L'eau, la mère de toutes les batailles

Le projet de Loi Duplomb nous a rappelé que l'accès à l'eau était un sujet majeur en France tant en quantité qu'en qualité. La censure partielle de la Loi a non seulement empêché la réintroduction des néonicotinoïdes mais elle a également partiellement bloqué la possibilité de multiplier sans régulation l’édification de méga bassines sur lesquelles les tenants de l'agriculture industrielle comptent pour maintenir le modèle.

Certes, vous pourriez me dire que la Normandie n'est pas la région la plus en difficulté en matière d'accès à l'eau.

C'est en partie vrai.

Pour le moment …

Mais elle a toutefois connu des périodes de sécheresse, y compris hivernale et la carte ci-après de Météo France indique que nous ne faisons pas partie des régions avec le plus de précipitations, notamment pour ce qui concerne nos départements ruraux de l’Orne et de l’Eure :

Ce n'est pas le seul indicateur qui indique que l'eau se raréfie en Normandie. Le Bureau de recherches géologiques et minières (BRGM) publie régulièrement l'état des nappes d'eau souterraine.

La carte ci-après montre que si les réserves sont correctes dans l'ex Haute-Normandie, la situation est plutôt inquiétante en ex Basse-Normandie, notamment dans le département de la Manche.

Néanmoins, quelque soit le niveau des réserves souterraines en Normandie vous noterez que les flèches sont orientées vers le bas dans notre région, indiquant une dégradation de la situation, comme presque partout en France ...

Si cela n'est pas suffisant pour vous convaincre que même en Normandie l'eau se raréfie, l’État a été amené à prendre des mesures de restrictions d'eau fin août dans trois départements normands avec des situations d'alerte, voire d'alerte renforcée.

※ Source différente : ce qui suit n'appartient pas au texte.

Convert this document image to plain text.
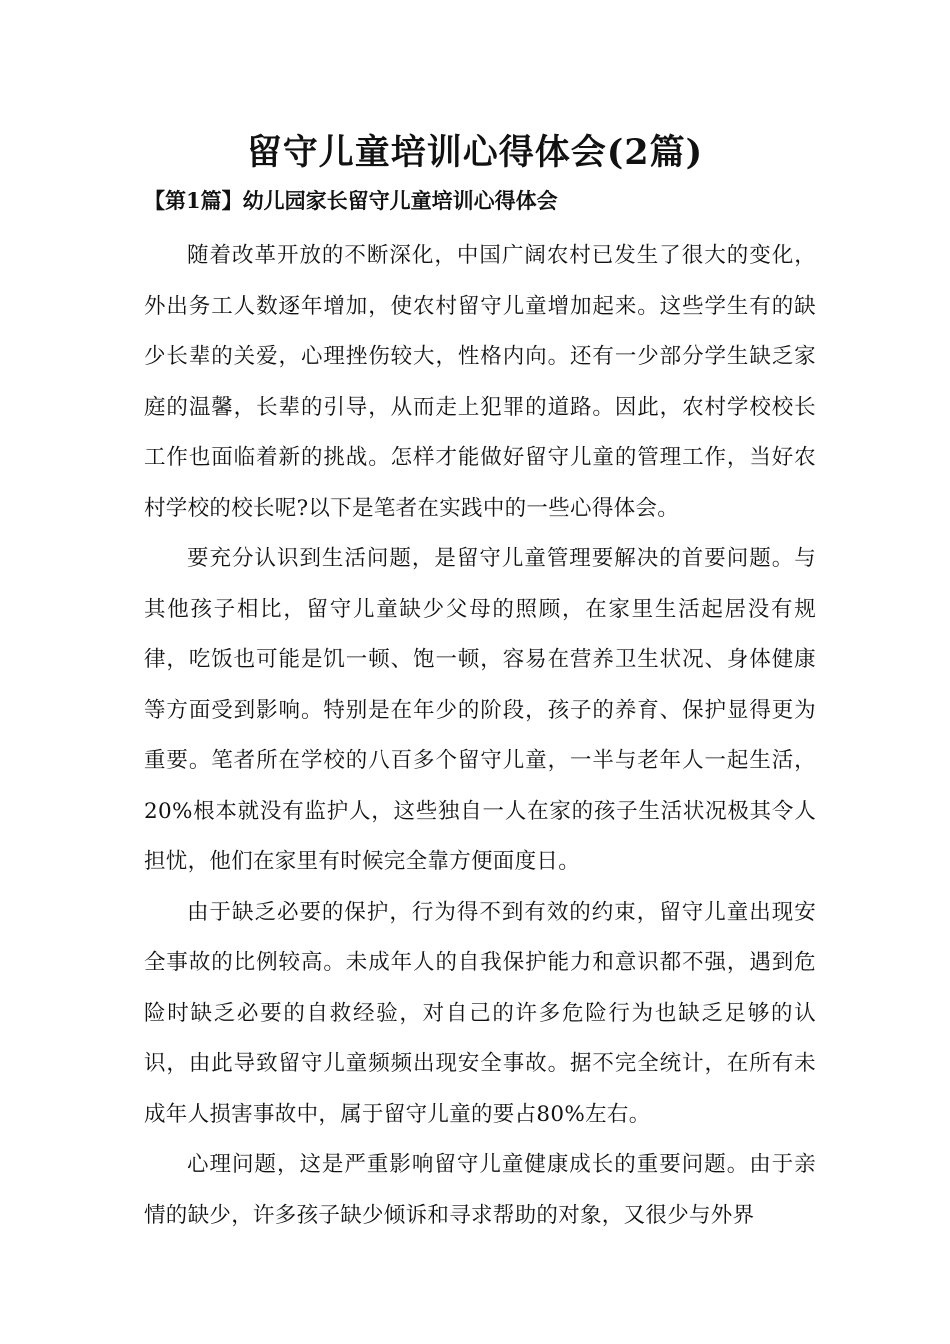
留守儿童培训心得体会(2篇)
【第1篇】幼儿园家长留守儿童培训心得体会

随着改革开放的不断深化，中国广阔农村已发生了很大的变化，外出务工人数逐年增加，使农村留守儿童增加起来。这些学生有的缺少长辈的关爱，心理挫伤较大，性格内向。还有一少部分学生缺乏家庭的温馨，长辈的引导，从而走上犯罪的道路。因此，农村学校校长工作也面临着新的挑战。怎样才能做好留守儿童的管理工作，当好农村学校的校长呢?以下是笔者在实践中的一些心得体会。

要充分认识到生活问题，是留守儿童管理要解决的首要问题。与其他孩子相比，留守儿童缺少父母的照顾，在家里生活起居没有规律，吃饭也可能是饥一顿、饱一顿，容易在营养卫生状况、身体健康等方面受到影响。特别是在年少的阶段，孩子的养育、保护显得更为重要。笔者所在学校的八百多个留守儿童，一半与老年人一起生活，20%根本就没有监护人，这些独自一人在家的孩子生活状况极其令人担忧，他们在家里有时候完全靠方便面度日。

由于缺乏必要的保护，行为得不到有效的约束，留守儿童出现安全事故的比例较高。未成年人的自我保护能力和意识都不强，遇到危险时缺乏必要的自救经验，对自己的许多危险行为也缺乏足够的认识，由此导致留守儿童频频出现安全事故。据不完全统计，在所有未成年人损害事故中，属于留守儿童的要占80%左右。

心理问题，这是严重影响留守儿童健康成长的重要问题。由于亲情的缺少，许多孩子缺少倾诉和寻求帮助的对象，又很少与外界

Vous pouvez retrouver jour par jour les informations sur le site « Vigieau » :

Face à la raréfaction de la ressource nous avons trop souvent tendance à apporter des réponses techniques : il suffit de recycler l'eau, de créer des mégabassines voire de désaliniser l'eau de mer et tous nos problèmes seront réglés.

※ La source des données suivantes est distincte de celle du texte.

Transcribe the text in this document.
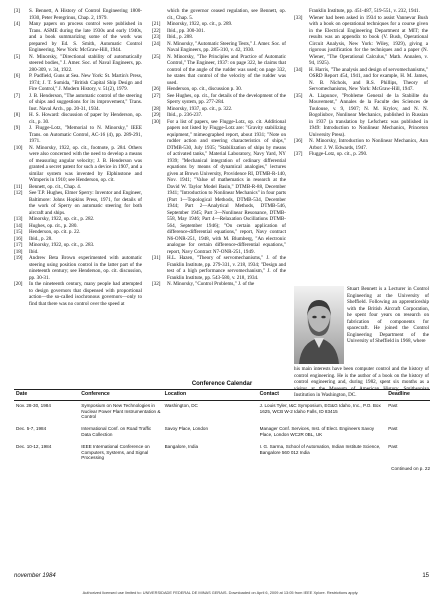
[3]	S. Bennett, A History of Control Engineering 1800-1930, Peter Peregrinus, Chap. 2, 1979.
[4]	Many papers on process control were published in Trans. ASME during the late 1930s and early 1940s, and a book summarizing some of the work was prepared by Ed. S. Smith, Automatic Control Engineering, New York: McGraw-Hill, 1944.
[5]	N. Minorsky, "Directional stability of automatically steered bodies," J. Amer. Soc. of Naval Engineers, pp. 280-309, v. 34, 1922.
[6]	P. Padfield, Guns at Sea. New York: St. Martin's Press, 1974; J. T. Sumida, "British Capital Ship Design and Fire Control," J. Modern History, v. 51(2), 1979.
[7]	J. B. Henderson, "The automatic control of the steering of ships and suggestions for its improvement," Trans. Inst. Naval Arch., pp. 20-31, 1934.
[8]	H. S. Howard: discussion of paper by Henderson, op. cit., p. 30.
[9]	J. Flugge-Lotz, "Memorial to N. Minorsky," IEEE Trans. on Automatic Control, AC-16 (4), pp. 289-291, 1971.
[10]	N. Minorsky, 1922, op. cit., footnote, p. 284. Others were also concerned with the need to develop a means of measuring angular velocity; J. B. Henderson was granted a secret patent for such a device in 1907, and a similar system was invented by Elphinstone and Wimperis in 1910; see Henderson, op. cit.
[11]	Bennett, op. cit., Chap. 4.
[12]	See T.P. Hughes, Elmer Sperry: Inventor and Engineer, Baltimore: Johns Hopkins Press, 1971, for details of the work of Sperry on automatic steering for both aircraft and ships.
[13]	Minorsky, 1922, op. cit., p. 282.
[14]	Hughes, op. cit., p. 280.
[15]	Henderson, op. cit. p. 22.
[16]	Ibid., p. 28.
[17]	Minorsky, 1922, op. cit., p. 283.
[18]	Ibid.
[19]	Andrew Beta Brown experimented with automatic steering using position control in the latter part of the nineteenth century; see Henderson, op. cit. discussion, pp. 30-31.
[20]	In the nineteenth century, many people had attempted to design governors that dispensed with proportional action—the so-called isochronous governors—only to find that there was no control over the speed at
which the governor ceased regulation, see Bennett, op. cit., Chap. 5.
[21]	Minorsky, 1922, op. cit., p. 289.
[22]	Ibid., pp. 300-301.
[23]	Ibid., p. 288.
[24]	N. Minorsky, "Automatic Steering Tests," J. Amer. Soc. of Naval Engineers, pp. 285-310, v. 42, 1930.
[25]	N. Minorsky, "The Principles and Practice of Automatic Control," The Engineer, 1937: on page 322, he claims that control of the angle of the rudder was used; on page 332, he states that control of the velocity of the rudder was used.
[26]	Henderson, op. cit., discussion p. 30.
[27]	See Hughes, op. cit., for details of the development of the Sperry system, pp. 277-284.
[28]	Minorsky, 1937, op. cit., p. 322.
[29]	Ibid., p. 236-237.
[30]	For a list of papers, see Flugge-Lotz, op. cit. Additional papers not listed by Flugge-Lotz are: "Gravity stabilizing equipment," mimeographed report, about 1931; "Note on rudder action and steering characteristics of ships," DTMB-530, July 1935; "Stabilization of ships by means of activated tanks," Material Laboratory, Navy Yard, NY 1939; "Mechanical integration of ordinary differential equations by means of dynamical analogies," lectures given at Brown University, Providence RI, DTMB-R-140, Nov. 1941; "Value of mathematics in research at the David W. Taylor Model Basin," DTMB-R-88, December 1941; "Introduction to Nonlinear Mechanics" in four parts (Part 1—Topological Methods, DTMB-534, December 1944; Part 2—Analytical Methods, DTMB-546, September 1945; Part 3—Nonlinear Resonance, DTMB-558, May 1946; Part 4—Relaxation Oscillations DTMB-564, September 1946); "On certain application of difference-differential equations," report, Navy contract N6-ONR-251, 1948, with M. Blumberg, "An electronic analogue for certain difference-differential equations," report, Navy Contract N7-ONR-251, 1949.
[31]	H.L. Hazen, "Theory of servomechanisms," J. of the Franklin Institute, pp. 279-331, v. 218, 1934; "Design and test of a high performance servomechanism," J. of the Franklin Institute, pp. 543-580, v. 218, 1934.
[32]	N. Minorsky, "Control Problems," J. of the
Franklin Institute, pp. 451-487, 519-551, v. 232, 1941.
[33]	Wiener had been asked in 1934 to assist Vannevar Bush with a book on operational techniques for a course given in the Electrical Engineering Department at MIT; the results was an appendix to book (V. Bush, Operational Circuit Analysis, New York: Wiley, 1929), giving a rigorous justification for the techniques and a paper (N. Wiener, "The Operational Calculus," Math. Annalen, v. 94, 1925).
[34]	H. Harris, "The analysis and design of servomechanisms," OSRD Report 454, 1941, and for example, H. M. James, N. B. Nichols, and R.S. Phillips, Theory of Servomechanisms, New York: McGraw-Hill, 1947.
[35]	A. Liapunov, "Probleme General de la Stabilite du Mouvement," Annales de la Faculte des Sciences de Toulouse, v. 9, 1907; N. M. Krylov, and N. N. Bogoliubov, Nonlinear Mechanics, published in Russian in 1937 (a translation by Lefschetz was published in 1949: Introduction to Nonlinear Mechanics, Princeton University Press).
[36]	N. Minorsky, Introduction to Nonlinear Mechanics, Ann Arbor: J. W. Edwards, 1947.
[37]	Flugge-Lotz, op. cit., p. 290.
Stuart Bennett is a Lecturer in Control Engineering at the University of Sheffield. Following an apprenticeship with the British Aircraft Corporation, he spent four years on research on fabrication of components for spacecraft. He joined the Control Engineering Department of the University of Sheffield in 1968, where
his main interests have been computer control and the history of control engineering. He is the author of a book on the history of control engineering and, during 1982, spent six months as a visitor at the Museum of American History, Smithsonian Institution in Washington, DC.
Conference Calendar
Date	Conference	Location	Contact	Deadline
Nov. 28-30, 1984	Symposium on New Technologies in Nuclear Power Plant Instrumentation & Control	Washington, DC	J. Louis Tyler, I&C Symposium, EG&G Idaho, Inc., P.O. Box 1625, WCB W-2 Idaho Falls, ID 83415	Past
Dec. 5-7, 1984	International Conf. on Road Traffic Data Collection	Savoy Place, London	Manager Conf. Services, Inst. of Elect. Engineers Savoy Place, London WC2R 0BL, UK	Past
Dec. 10-12, 1984	IEEE International Conference on Computers, Systems, and Signal Processing	Bangalore, India	I. G. Sarma, School of Automation, Indian Institute Science, Bangalore 560 012 India	Past
Continued on p. 22
november 1984	15
Authorized licensed use limited to: UNIVERSIDADE FEDERAL DE MINAS GERAIS. Downloaded on April 6, 2009 at 13:05 from IEEE Xplore. Restrictions apply.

Ce n'est pas du tout l'avis du Conseil scientifique du Comité de bassin Seine-Normandie qui, dans un récent rapport de juin, nous exhorte à changer de logiciel en recourant en priorité à la sobriété.

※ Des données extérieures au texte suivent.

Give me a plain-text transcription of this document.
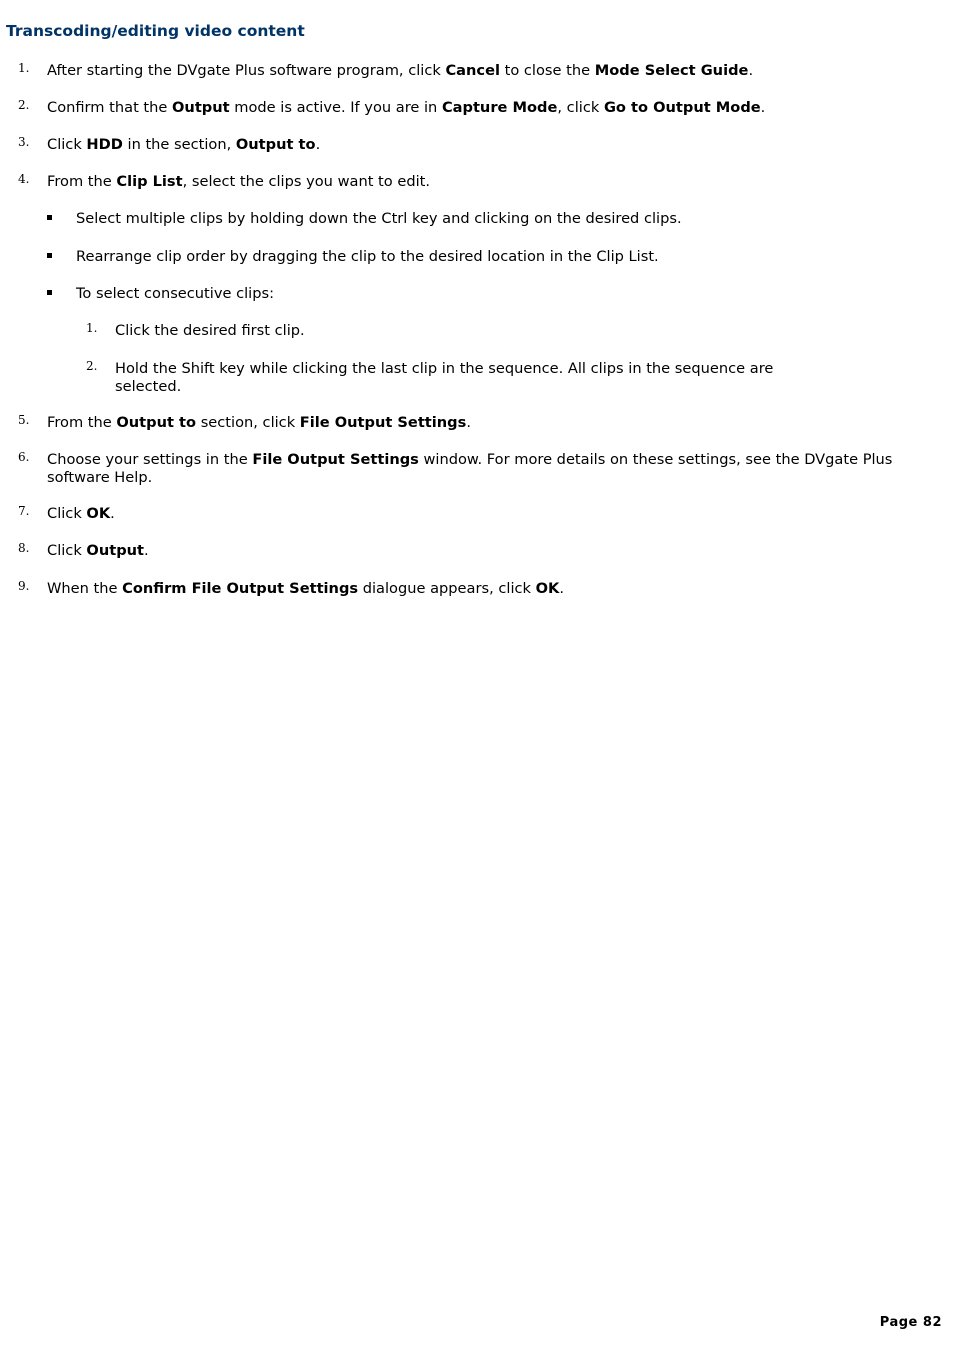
Transcoding/editing video content
1. After starting the DVgate Plus software program, click Cancel to close the Mode Select Guide.
2. Confirm that the Output mode is active. If you are in Capture Mode, click Go to Output Mode.
3. Click HDD in the section, Output to.
4. From the Clip List, select the clips you want to edit.
Select multiple clips by holding down the Ctrl key and clicking on the desired clips.
Rearrange clip order by dragging the clip to the desired location in the Clip List.
To select consecutive clips:
1. Click the desired first clip.
2. Hold the Shift key while clicking the last clip in the sequence. All clips in the sequence are selected.
5. From the Output to section, click File Output Settings.
6. Choose your settings in the File Output Settings window. For more details on these settings, see the DVgate Plus software Help.
7. Click OK.
8. Click Output.
9. When the Confirm File Output Settings dialogue appears, click OK.
Page 82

Il regrette notamment que :

« Les actions promues et soutenues face au risque sécheresse sont le plus souvent en premier lieu la mobilisation d’autres ressources en eau, puis l’amélioration de l’efficacité, et en dernier lieu seulement (voire pas du tout) les actions portant sur la sobriété, alors qu’elles devraient être prioritaires. »

Il définit la sobriété ainsi :

«  Il s’agit de s’organiser collectivement et culturellement pour adapter les modes de production et la consommation en eau à la satisfaction des besoins dans les limites des ressources planétaires. »

Par exemple, remettre en question l'élevage intensif consommateur de céréales et donc gourmand en eau.

Le Conseil scientifique rappelle que la France a adopté un Plan Eau en mars 2023 après la sécheresse de 2022 et que ce dernier impose une réduction des prélèvements en eau en France de 10 % d’ici 2030.

L'initiative de la France n'est d'ailleurs pas isolée puisque la Commission européenne a elle-même publié le 4 juin dernier la Stratégie européenne pour la résilience dans le domaine de l'eau avec des objectifs comparables.

En transparence, la Commission constate l'échec de la Directive cadre eau de 2008 et estime que d'ici 2030 la demande en eau mondiale dépassera de 40% les ressources disponibles.

Au delà des préoccupations de l'Europe sur la raréfaction de la ressource elle s'inquiète également de la dégradation de la qualité de l'eau liée aux pollutions dont elle évalue l'impact socio-économique :

  • Pour les seuls PFAS, polluants éternels, l'impact sur la santé humaine est évalué entre 52 et 84 milliards d'€ par an, soit entre le tiers et la moitié de la totalité du budget de l’Union européenne.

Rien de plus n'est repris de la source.